A recente demissão mal-educada de António Lamas e a nomeação para o seu lugar de alguém sem perfil evidente, senão o de ser amigo e irmão confrade do ministro da Cultura (requisitos bastantes para quem entenda que basta um governante ser investido para que passe a poder nomear quem queira), provocou enorme e saudável celeuma. No auge da mesma houve queixas de que ninguém se referia afinal ao essencial, ou seja, à análise dos projectos para o eixo Belém-Ajuda e o CCB. Mera distração, claro.
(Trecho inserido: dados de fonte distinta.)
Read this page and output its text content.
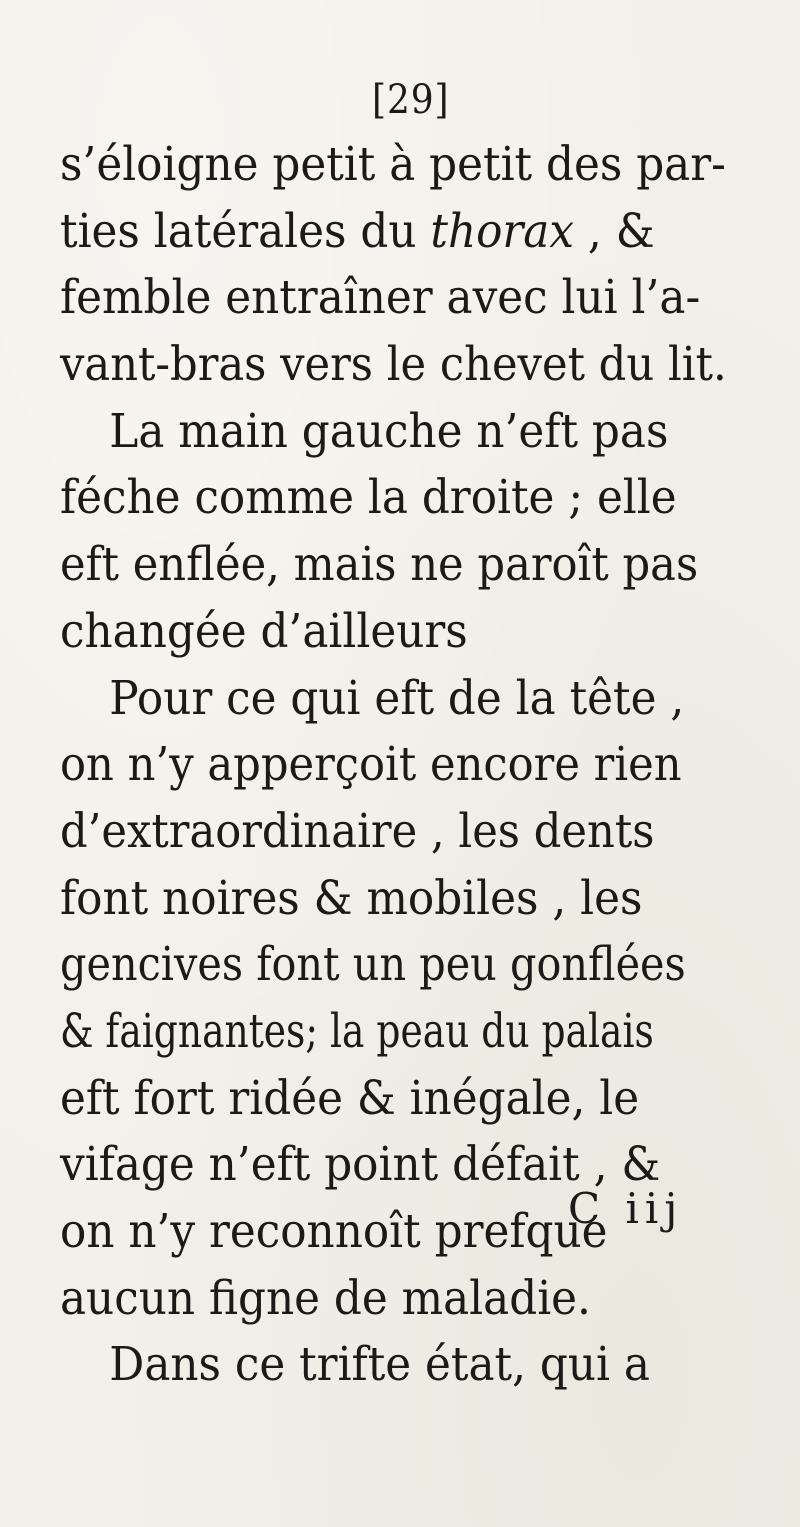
[29]
s’éloigne petit à petit des par-
ties latérales du thorax , &
femble entraîner avec lui l’a-
vant-bras vers le chevet du lit.
La main gauche n’eft pas
féche comme la droite ; elle
eft enflée, mais ne paroît pas
changée d’ailleurs
Pour ce qui eft de la tête ,
on n’y apperçoit encore rien
d’extraordinaire , les dents
font noires & mobiles , les
gencives font un peu gonflées
& faignantes; la peau du palais
eft fort ridée & inégale, le
vifage n’eft point défait , &
on n’y reconnoît prefque
aucun figne de maladie.
Dans ce trifte état, qui a
C iij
Neste mesmo jornal, em 1 de Novembro de 2013, debaixo do título "Memórias, perigos e fronteiras na gestão de monumentos e museus", sinalizávamos já o que previsivelmente se antecipava para Belém: a construção de uma ilha de abundância, porventura qualificada e até encantatória (tanto quanto os resorts turísticos o podem ser em países terceiros mundistas), gerida em moldes mercantilistas e produtora de receitas tais que, depois de garantida a alavancagem estatal, pudesse atrair a cobiça de privados, a jeito de parceria público-privada da cultura.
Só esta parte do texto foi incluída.